For children and teens especially, books offer a risk-free way to have adventures and experience other lifestyles and periods of history. In books, readers may discover characters facing problems similar to their own, and see how those characters faced challenges such as divorce, death of a parent, bullies at school, or having to eat at the outcasts’ lunch table. Readers can also gain perspective and strength by reading about characters, real and fictional, who faced problems far greater than their own.
What is your next project?
I wrote a sequel to The Year We Were Famous which imagines how Clara adjusted to her tragic homecoming in 1897 and broke into the man’s world of business, but haven’t found a publisher yet. I’m also working on a book set in Alaska Territory during the Great Depression.
What books and writers do you find inspiring?

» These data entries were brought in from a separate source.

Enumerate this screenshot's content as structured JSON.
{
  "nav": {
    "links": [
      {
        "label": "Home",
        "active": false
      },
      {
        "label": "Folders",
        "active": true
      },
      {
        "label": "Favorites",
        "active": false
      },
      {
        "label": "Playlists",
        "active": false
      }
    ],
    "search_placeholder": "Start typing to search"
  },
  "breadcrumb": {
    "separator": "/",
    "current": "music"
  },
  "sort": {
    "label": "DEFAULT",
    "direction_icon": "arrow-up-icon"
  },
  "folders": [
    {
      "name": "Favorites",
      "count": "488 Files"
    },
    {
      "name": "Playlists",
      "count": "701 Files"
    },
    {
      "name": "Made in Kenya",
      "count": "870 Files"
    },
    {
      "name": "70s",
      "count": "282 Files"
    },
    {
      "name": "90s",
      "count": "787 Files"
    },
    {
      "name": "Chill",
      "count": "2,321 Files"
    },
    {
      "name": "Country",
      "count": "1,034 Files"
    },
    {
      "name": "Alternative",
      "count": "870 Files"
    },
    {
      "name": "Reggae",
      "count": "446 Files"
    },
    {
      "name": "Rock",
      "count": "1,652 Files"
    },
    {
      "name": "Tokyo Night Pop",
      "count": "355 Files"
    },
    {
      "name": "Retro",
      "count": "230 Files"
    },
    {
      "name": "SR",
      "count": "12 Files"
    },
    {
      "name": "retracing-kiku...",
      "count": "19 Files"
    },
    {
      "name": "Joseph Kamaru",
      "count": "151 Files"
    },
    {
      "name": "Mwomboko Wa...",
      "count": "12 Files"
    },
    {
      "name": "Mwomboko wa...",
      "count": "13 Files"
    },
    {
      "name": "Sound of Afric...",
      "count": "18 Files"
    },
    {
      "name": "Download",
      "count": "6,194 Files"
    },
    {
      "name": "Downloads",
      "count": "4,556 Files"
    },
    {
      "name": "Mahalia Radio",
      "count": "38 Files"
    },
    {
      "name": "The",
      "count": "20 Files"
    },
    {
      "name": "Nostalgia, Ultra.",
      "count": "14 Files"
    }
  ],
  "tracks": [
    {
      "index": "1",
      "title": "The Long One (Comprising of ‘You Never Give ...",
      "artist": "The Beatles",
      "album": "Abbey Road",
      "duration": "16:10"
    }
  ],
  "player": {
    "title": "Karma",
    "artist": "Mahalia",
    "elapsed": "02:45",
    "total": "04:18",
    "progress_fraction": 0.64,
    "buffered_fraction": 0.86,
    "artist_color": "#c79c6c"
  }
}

As a child moving every few months, my constants were my two sisters and the friends I made in books. Wherever we moved, I could reunite myself with Lucy Maud Montgomery’s Anne of Green Gables, Maud Hart Lovelace’s Betsy, Tacy and Tib or Elizabeth Enright’s Melendy series. My real life friends lasted only the few months I was in town, but my book friends were always waiting for me in the next library. The characters in those books demonstrated how love and friendship can withstand challenges and the mistakes imperfect people make.
Carole, thank you so much for telling the story of Helga and Clara, and for sharing your own inspiring story with Healing Hamlet!